Convidada por We Demain e we are_ no âmbito do
evento prospectivo we are_ Demain, ela detalhou o que pensa sobre o mundo do
trabalho, da formação e da educação em 2050. Se ela admite que não pode fazer
projeções precisas para daqui a 25 anos, explica, no entanto, que já temos uma
boa ideia do que está por vir em 2030 e 2040.
Muriel Pénicaud fala em um “tsunami do trabalho”
que se aproxima. Não será um tsunami devastador, mas quatro ondas que virão
simultaneamente para alterar a nossa vida cotidiana. É a conjunção destas
quatro mudanças que criará uma convulsão muito significativa no mundo do
trabalho. Obviamente, isto envolve riscos, mas também muitas oportunidades e
criação de novo valor.
>>> Transição ecológica e IA: duas ondas
que vão abalar o mercado de trabalho
• Onda
1: a transição ecológica
“A primeira onda é obviamente a transição
ecológica. Isto terá consequências importantes em termos de emprego. Seja na
agricultura, no setor agroalimentar, na energia, na construção ou mesmo na
indústria automobilística. Mas também sobre a água, a gestão ambiental, as
finanças (finanças verdes, sustentáveis), etc. Para dar um exemplo das mudanças
nas competências, é preciso compreender que hoje, na Índia ou na Polônia, 80%
da energia provém do carvão. Um trabalhador do carvão na Silésia (Polônia) não
se tornará técnico nuclear ou em turbinas eólicas da noite para o dia. As
mudanças podem por vezes até ser geográficas: as energias verdes não serão
necessariamente produzidas nos mesmos países. Frequentemente, eles serão
realocados. Esta enorme frente irá produzir muitos novos empregos”.
• Onda
2: a inteligência artificial
“A segunda onda clara é a inteligência artificial
no sentido amplo, tudo o que acontece do ponto de vista tecnológico. Quase da
noite para o dia, com a chegada do ChatGPT, tornou-se real para todos, enquanto
a transição ecológica é muito mais abstrata. A IA terá enormes consequências
com empregos sendo destruídos, criados ou transformados. Muitas profissões
serão transformadas, algumas de forma muito significativa”.

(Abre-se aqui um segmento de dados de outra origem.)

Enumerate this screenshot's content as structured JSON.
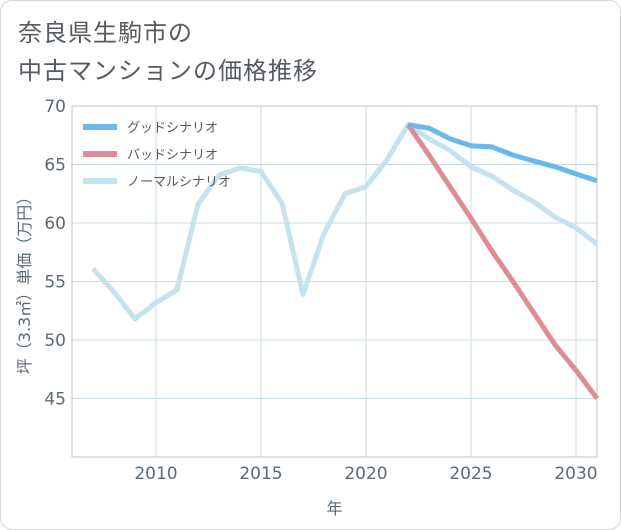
{
  "chart_data": {
    "type": "line",
    "title_lines": [
      "奈良県生駒市の",
      "中古マンションの価格推移"
    ],
    "xlabel": "年",
    "ylabel": "坪（3.3㎡）単価（万円）",
    "xlim": [
      2006,
      2031
    ],
    "ylim": [
      40,
      70
    ],
    "x_ticks": [
      2010,
      2015,
      2020,
      2025,
      2030
    ],
    "y_ticks": [
      45,
      50,
      55,
      60,
      65,
      70
    ],
    "grid": true,
    "legend_position": "top-left",
    "series": [
      {
        "name": "グッドシナリオ",
        "color": "#6bb8ec",
        "points": [
          [
            2022,
            68.4
          ],
          [
            2023,
            68.1
          ],
          [
            2024,
            67.2
          ],
          [
            2025,
            66.6
          ],
          [
            2026,
            66.5
          ],
          [
            2027,
            65.8
          ],
          [
            2028,
            65.3
          ],
          [
            2029,
            64.8
          ],
          [
            2030,
            64.2
          ],
          [
            2031,
            63.6
          ]
        ]
      },
      {
        "name": "バッドシナリオ",
        "color": "#de8c96",
        "points": [
          [
            2022,
            68.4
          ],
          [
            2023,
            65.8
          ],
          [
            2024,
            63.1
          ],
          [
            2025,
            60.4
          ],
          [
            2026,
            57.6
          ],
          [
            2027,
            55.0
          ],
          [
            2028,
            52.3
          ],
          [
            2029,
            49.6
          ],
          [
            2030,
            47.4
          ],
          [
            2031,
            45.0
          ]
        ]
      },
      {
        "name": "ノーマルシナリオ",
        "color": "#c5e2ee",
        "points": [
          [
            2007,
            56.1
          ],
          [
            2008,
            54.1
          ],
          [
            2009,
            51.8
          ],
          [
            2010,
            53.2
          ],
          [
            2011,
            54.3
          ],
          [
            2012,
            61.6
          ],
          [
            2013,
            64.1
          ],
          [
            2014,
            64.7
          ],
          [
            2015,
            64.4
          ],
          [
            2016,
            61.7
          ],
          [
            2017,
            53.9
          ],
          [
            2018,
            59.1
          ],
          [
            2019,
            62.5
          ],
          [
            2020,
            63.1
          ],
          [
            2021,
            65.4
          ],
          [
            2022,
            68.4
          ],
          [
            2023,
            67.2
          ],
          [
            2024,
            66.2
          ],
          [
            2025,
            64.8
          ],
          [
            2026,
            64.0
          ],
          [
            2027,
            62.8
          ],
          [
            2028,
            61.8
          ],
          [
            2029,
            60.5
          ],
          [
            2030,
            59.6
          ],
          [
            2031,
            58.2
          ]
        ]
      }
    ]
  }
}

“Isso permite economizar tempo na execução das
tarefas, mas a grande questão é: tempo para quê? Isso desloca o valor. Por
outro lado, se a IA é muito boa na análise, ainda não é tão boa nos aspectos
emocionais e criativos. Podemos, portanto, imaginar que em termos de saúde
poderíamos ganhar tempo nos diagnósticos para dedicar mais tempo à relação
humana com o paciente. Ainda precisamos considerar isto como uma mais-valia e
não aproveitar esta economia de tempo para reduzir ainda mais o número de
pessoal da enfermagem...”.
>>>> A demografia e as mudanças nas
relações no trabalho: forte impacto sobre a população economicamente ativa
• Onda
3: as mudanças demográficas
“Nesta questão, até agora a França foi poupada, mas
agora o nosso país está, por sua vez, assistindo ao declínio da taxa de
natalidade. Um declínio que afeta todos os países do Norte: América do Norte,
Europa, Rússia, China, Japão. Duas consequências: o envelhecimento da
população, que traz necessidades sociais e médicas muito maiores. Por todo o
lado nestas regiões procuramos médicos, enfermeiros, cuidadores, ajudantes a
domicílio... Isto também causa dificuldades no recrutamento, o que se tornou
uma realidade em quase todas as empresas”.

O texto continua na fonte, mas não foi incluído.